TOP ABSTRACT Introduction Subjects and Methods Results Discussion LITERATURE CITED

 
Subjects

Men of Mexican descent, defined as having 2 Mexican parents, were recruited from the Pomona, California, community between June 2005 and September 2006. Inclusion was contingent on good health status, which was ascertained by a medical history questionnaire and standard clinical laboratory tests, such as complete blood count and fasting blood chemistries. Nineteen of the subjects admitted to the study had minor elevations in blood lipids that the study physician deemed not to have clinical importance. Specific inclusion criteria were 1) age 18–55 y, 2) MTHFR 677CC or TT genotype; 3) no use of tobacco products, 4) no use of medications known to interfere with folate metabolism/measurements, 5) no history of chronic disease, 6) no anemia (hemoglobin >120 g/L), 7) normal functioning liver and kidney, and 8) BMI <38 kg/m². The screening and experimental procedures were reviewed and approved by the Cal Poly Pomona Institutional Review Board for Human Subjects, and informed consent was obtained from all participants. Of the 1200 men recruited for the study, 249 participated in the initial screening process, which included 1 fasting blood draw and completion of the medical history questionnaire, 118 qualified for participation, and 73 started the study. Of the 73 men who started the study, 10 withdrew from the study, 2 were dropped from the study for not adhering to the dietary protocol, and 61 finished the study (32 with the MTHFR 677CC genotype and 29 with the MTHFR 677TT genotype). Of the 61 men finishing the study, 1 subject was later deemed to be noncompliant (based on his serum folate [SF] response) and was excluded from the statistical analysis.

Study design

This was a 12-wk controlled feeding study that provided folate intakes (i.e., 438 µg DFE/d) approximating the 1998 folate RDA and total choline intakes of 300, 550 (the choline AI), 1100, or 2200 mg/d throughout the study duration. The 438 µg DFE/d were composed of 319 µg food folate and 70 µg supplemental folic acid. The choline intakes of 300, 550, 1100, or 2200 mg/d consisted of 300 mg/d food choline and 0, 250, 800, or 1900 mg/d supplemental choline, respectively. The feeding phase was conducted continuously over a course of 18 mo until target numbers were reached.

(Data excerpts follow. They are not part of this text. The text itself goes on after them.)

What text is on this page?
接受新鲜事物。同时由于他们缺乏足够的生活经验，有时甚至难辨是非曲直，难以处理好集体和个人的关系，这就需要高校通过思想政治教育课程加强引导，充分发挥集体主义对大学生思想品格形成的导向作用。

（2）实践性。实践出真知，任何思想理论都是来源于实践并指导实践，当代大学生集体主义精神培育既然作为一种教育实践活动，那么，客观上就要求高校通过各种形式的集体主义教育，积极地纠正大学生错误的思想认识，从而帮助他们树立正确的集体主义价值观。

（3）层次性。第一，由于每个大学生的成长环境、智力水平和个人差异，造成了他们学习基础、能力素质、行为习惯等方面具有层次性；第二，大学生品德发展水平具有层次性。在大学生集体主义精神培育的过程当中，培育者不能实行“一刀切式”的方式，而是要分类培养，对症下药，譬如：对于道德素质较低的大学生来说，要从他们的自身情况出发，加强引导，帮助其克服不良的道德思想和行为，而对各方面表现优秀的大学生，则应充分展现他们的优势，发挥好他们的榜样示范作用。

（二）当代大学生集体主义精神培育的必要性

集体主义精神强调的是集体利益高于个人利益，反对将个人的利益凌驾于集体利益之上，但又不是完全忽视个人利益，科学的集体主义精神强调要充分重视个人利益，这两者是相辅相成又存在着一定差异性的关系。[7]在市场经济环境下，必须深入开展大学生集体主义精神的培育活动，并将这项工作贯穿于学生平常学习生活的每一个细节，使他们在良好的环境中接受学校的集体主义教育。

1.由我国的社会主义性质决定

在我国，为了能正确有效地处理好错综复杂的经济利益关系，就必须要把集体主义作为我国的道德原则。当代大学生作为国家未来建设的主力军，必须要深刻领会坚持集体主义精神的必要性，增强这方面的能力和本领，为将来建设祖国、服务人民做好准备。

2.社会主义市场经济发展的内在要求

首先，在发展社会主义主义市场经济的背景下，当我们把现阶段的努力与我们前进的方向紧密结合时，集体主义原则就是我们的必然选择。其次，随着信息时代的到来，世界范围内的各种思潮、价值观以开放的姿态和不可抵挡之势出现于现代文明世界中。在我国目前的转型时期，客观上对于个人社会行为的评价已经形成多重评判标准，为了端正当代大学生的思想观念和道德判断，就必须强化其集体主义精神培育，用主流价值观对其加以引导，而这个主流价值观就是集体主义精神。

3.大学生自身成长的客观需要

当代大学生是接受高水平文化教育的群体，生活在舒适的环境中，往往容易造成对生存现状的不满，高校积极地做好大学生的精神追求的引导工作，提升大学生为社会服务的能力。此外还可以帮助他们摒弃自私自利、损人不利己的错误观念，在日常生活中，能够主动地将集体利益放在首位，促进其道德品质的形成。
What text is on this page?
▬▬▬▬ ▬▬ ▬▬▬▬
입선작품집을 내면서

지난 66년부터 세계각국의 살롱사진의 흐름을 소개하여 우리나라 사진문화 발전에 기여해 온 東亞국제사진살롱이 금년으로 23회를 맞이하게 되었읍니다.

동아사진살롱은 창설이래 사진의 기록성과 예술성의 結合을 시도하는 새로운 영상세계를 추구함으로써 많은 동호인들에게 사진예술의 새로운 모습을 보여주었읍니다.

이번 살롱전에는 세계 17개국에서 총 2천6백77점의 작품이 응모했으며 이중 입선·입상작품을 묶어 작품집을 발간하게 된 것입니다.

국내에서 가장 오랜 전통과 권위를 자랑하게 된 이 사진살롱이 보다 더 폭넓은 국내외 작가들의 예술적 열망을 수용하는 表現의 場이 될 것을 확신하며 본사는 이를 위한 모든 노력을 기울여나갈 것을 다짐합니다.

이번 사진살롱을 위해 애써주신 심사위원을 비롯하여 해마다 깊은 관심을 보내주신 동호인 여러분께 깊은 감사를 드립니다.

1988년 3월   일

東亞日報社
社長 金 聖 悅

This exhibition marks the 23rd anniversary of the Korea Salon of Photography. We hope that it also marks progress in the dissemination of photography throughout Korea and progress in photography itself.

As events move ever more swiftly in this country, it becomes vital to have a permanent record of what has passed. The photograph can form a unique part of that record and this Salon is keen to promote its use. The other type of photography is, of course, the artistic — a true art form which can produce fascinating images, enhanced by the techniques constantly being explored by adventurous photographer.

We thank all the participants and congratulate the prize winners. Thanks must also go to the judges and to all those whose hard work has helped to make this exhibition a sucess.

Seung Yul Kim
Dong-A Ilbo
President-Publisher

All meals and snacks were prepared in the Human Nutrition's metabolic kitchen at Cal Poly Pomona University. Subjects consumed at least 1 meal/d in the metabolic kitchen (e.g., breakfast or dinner) and were provided the other meals/snacks as takeout. Subjects were instructed to consume all of the foods/beverages provided and not to consume any foods or beverages (except water) outside of those provided. Weight was monitored weekly and any deviation of ±5% from baseline was addressed by modifying energy intake with folate- and choline-free items, such as diet or regular sodas, lemonade, Gatorade, select juices (i.e., apple, cranberry, grape, cranapple, crangrape), corn chips, popcorn, potato chips, apple sauce, and gelatin. The principal investigator and/or trained graduate students had daily contact with the subjects to help ensure compliance to the study protocol.

Diet and supplements

A relatively low choline, betaine, and folate 5-d menu (Supplemental Table 1) was designed. The mean folate content of the diet, as determined by a trienzyme methodology on 3 separate occasions, was 319 µg/d and varied ±26 µg among days. Folic acid–free flour (Kansas State University, Manhattan, KS) was used to prepare menu items that would normally contain folic acid if purchased commercially (i.e., biscuits, waffles, and pizza dough). The mean total choline and betaine contents of the diet, as determined by liquid chromatography-MS/MS after methanol chloroform extraction on 3 separate occasions, were 300 and 173 mg/d, respectively, and varied ±53 and 49 mg among d, respectively. To ensure that all subjects received the same amount of food, menu items were weighed to the nearest 1.0 g.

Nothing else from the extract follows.